Von Angelika Lukesch, MZ

  • OB Joachim Wolbergs (2. v. l.) bewundert die Werke der Künstler. Foto: Lukesch
  • So sieht die „Himmelspost“ der Charity Art Group aus: (v. l.) Gerhard und Elisabeth Hauner, Joachim Wolbergs, Rita Dendorfer, Christina Dendorfer, Karl-Heinz Weiß vom Thomas Wiser Haus und Richard Scheuerer. Foto: Lukesch

Regensburg.Die Weihnachtsaktion der Charity Art Group Regensburg hat Tradition. Vor rund acht Jahren gründete Rita Dendorfer diese in künstlerischer wie auch humanitärer Weise tätige Gruppe, die im August 2009 ein gemeinnütziger Verein wurde und seitdem sehr erfolgreich tätig ist. Ausgegangen von einer Handvoll Gründungsmitgliedern ist die Charity Art Group (CAG) mittlerweile auf 100 Mitglieder angewachsen. Das Ehepaar Elisabeth und Gerhard Hauner stellte in all den Jahren ihre Gärtnerei als Veranstaltungsort für die Aktion CAG zur Verfügung.

Auch in diesem Jahr wird eine „Himmelspost“ geöffnet, in der ein richtiger Engel mit blonden Haaren (Christina Dendorfer) „arbeitet“. Am 22. und 23. November ab 14 Uhr können Kinder in der Gärtnerei Hauner einen Brief ans Christkind schreiben und ihn beim Engel abgeben. Der befördert ihn dann zum Christkind, das jedem einzelnen Kind antworten wird.

Hilfe für Villa Kunterbunt

Im Mittelpunkt der diesjährigen CAG-Kunstaktion steht heuer ein Kunstpfad, der durch die Gärtnerei führt und an dem 16 Künstler ihre Arbeiten zum Verkauf anbieten. Mit dieser Aktion wird die Villa Kunterbunt unterstützt, eine Einrichtung für Kinder des Thomas Wiser Hauses in Regenstauf.

Zur Eröffnung des Kunstpfads erschien Oberbürgermeister Joachim Wolbergs, der die Schirmherrschaft für die Charity Art Group-Kunstaktion übernahm.
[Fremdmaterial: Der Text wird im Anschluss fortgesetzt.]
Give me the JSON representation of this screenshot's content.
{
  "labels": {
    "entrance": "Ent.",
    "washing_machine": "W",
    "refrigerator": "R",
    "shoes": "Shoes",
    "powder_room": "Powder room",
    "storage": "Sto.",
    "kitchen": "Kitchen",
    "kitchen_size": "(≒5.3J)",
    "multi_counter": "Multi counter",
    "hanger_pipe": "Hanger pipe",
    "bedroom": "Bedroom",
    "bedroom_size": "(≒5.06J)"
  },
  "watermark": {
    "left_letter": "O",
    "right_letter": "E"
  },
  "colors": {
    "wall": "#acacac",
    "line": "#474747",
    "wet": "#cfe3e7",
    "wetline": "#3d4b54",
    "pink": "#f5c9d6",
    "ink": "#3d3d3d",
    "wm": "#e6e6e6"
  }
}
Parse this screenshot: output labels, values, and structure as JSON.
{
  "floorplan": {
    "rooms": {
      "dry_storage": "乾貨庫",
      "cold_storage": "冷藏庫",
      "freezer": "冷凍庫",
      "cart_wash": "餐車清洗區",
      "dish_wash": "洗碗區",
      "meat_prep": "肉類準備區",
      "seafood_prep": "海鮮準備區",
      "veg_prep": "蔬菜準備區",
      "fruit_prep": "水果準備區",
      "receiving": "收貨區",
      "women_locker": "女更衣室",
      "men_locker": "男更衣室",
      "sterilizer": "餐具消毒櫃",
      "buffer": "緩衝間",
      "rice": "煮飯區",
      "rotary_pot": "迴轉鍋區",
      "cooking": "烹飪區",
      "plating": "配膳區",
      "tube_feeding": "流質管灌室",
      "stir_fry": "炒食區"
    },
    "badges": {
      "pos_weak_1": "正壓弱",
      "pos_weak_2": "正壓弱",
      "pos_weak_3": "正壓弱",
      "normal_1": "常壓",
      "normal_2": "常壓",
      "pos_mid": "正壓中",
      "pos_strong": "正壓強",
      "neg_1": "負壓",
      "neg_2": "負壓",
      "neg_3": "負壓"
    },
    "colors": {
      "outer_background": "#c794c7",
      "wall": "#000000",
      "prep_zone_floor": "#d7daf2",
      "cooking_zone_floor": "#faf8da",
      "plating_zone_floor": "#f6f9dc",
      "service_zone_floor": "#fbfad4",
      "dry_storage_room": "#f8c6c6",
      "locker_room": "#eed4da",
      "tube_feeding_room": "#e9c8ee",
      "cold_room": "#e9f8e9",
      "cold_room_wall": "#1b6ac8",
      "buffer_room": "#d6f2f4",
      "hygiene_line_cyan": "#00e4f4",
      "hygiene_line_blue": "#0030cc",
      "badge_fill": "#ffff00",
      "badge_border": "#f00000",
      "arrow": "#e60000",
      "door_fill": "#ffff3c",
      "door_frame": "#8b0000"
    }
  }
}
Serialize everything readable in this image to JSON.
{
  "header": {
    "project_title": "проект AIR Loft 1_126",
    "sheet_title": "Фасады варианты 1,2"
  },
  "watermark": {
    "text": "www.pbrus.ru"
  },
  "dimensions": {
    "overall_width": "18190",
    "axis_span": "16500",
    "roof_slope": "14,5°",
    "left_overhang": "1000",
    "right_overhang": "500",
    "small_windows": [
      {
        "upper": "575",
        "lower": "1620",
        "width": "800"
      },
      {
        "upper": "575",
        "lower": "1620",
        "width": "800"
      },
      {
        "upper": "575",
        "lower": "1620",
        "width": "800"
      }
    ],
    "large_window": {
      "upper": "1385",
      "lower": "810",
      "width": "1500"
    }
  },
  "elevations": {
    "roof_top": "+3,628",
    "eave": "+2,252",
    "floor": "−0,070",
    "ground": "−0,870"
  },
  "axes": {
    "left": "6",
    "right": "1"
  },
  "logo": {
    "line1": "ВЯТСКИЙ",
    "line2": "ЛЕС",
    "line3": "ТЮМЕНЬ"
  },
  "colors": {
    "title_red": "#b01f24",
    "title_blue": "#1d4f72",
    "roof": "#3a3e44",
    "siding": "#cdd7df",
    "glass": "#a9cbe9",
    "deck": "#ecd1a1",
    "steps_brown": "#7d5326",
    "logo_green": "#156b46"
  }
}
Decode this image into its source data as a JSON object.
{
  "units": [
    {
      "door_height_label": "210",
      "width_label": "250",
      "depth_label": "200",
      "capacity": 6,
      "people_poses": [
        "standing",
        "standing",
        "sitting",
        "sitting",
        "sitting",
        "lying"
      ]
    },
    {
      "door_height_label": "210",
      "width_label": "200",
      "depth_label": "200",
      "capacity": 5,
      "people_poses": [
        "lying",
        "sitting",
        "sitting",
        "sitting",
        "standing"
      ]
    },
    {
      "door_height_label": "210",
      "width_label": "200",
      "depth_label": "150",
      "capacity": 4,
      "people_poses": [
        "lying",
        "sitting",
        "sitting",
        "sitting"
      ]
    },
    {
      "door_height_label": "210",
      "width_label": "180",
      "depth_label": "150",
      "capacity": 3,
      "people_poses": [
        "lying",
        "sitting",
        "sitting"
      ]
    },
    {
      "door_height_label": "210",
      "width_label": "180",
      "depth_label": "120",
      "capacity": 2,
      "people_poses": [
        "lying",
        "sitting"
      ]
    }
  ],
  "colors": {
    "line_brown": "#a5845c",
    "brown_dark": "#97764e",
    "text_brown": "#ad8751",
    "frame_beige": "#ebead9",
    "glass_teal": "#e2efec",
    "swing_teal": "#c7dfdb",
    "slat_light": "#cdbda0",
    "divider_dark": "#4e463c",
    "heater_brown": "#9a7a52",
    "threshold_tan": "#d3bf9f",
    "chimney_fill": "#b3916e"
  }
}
Er dankte den Aktiven für ihr Engagement, allen voran Rita Dendorfer, die hinter dieser Initiative steht. „Was die Charity Art Group leistet, ist wirklich segensreich“, sagte Wolbergs. Mit den Geldern, die mithilfe von Kunst erwirtschaftet würden, werde Kinder- und Jugendhilfe betrieben. Damit gebe man denen eine Chance, die sich selbst noch nicht helfen könnten. Auch dem Ehepaar Hauner dankte er: „Leute wie Sie braucht es. Daran kann man aber auch sehen, dass es in unserer Gesellschaft nicht allen immer nur ums Nehmen geht.“

Richard Scheuerer, Mitglied der Charity Art Group, lobte ebenfalls Rita Dendorfer als „Motor und Energieträger“ der CAG. Er gab seiner Hoffnung Ausdruck, dass möglichst viele Besucher den Kunstpfad besuchen und vielleicht das eine oder andere Stück kaufen mögen.

Kreativ und sozial engagiert

„Wir möchten Impulse geben für den Austausch kreativen Schaffens und gleichzeitig ehrenamtliches, soziales Engagement fördern“, sagte Scheuerer. „Wir freuen uns sehr auf neue kreative Köpfe, offene Ohren und tatkräftige Hände, denn nur durch Begeisterung und ehrenamtliches Engagement kann unser Unternehmen gelingen.“

Wer den Kunstpfad begeht, macht sich auf eine Reise durch eine Vielfalt künstlerischer Ausdrucksweisen: Von Malerei in unterschiedlichen Techniken, Collagen, Skulpturen bis zur Seidenmalerei gibt es viel zu bewundern.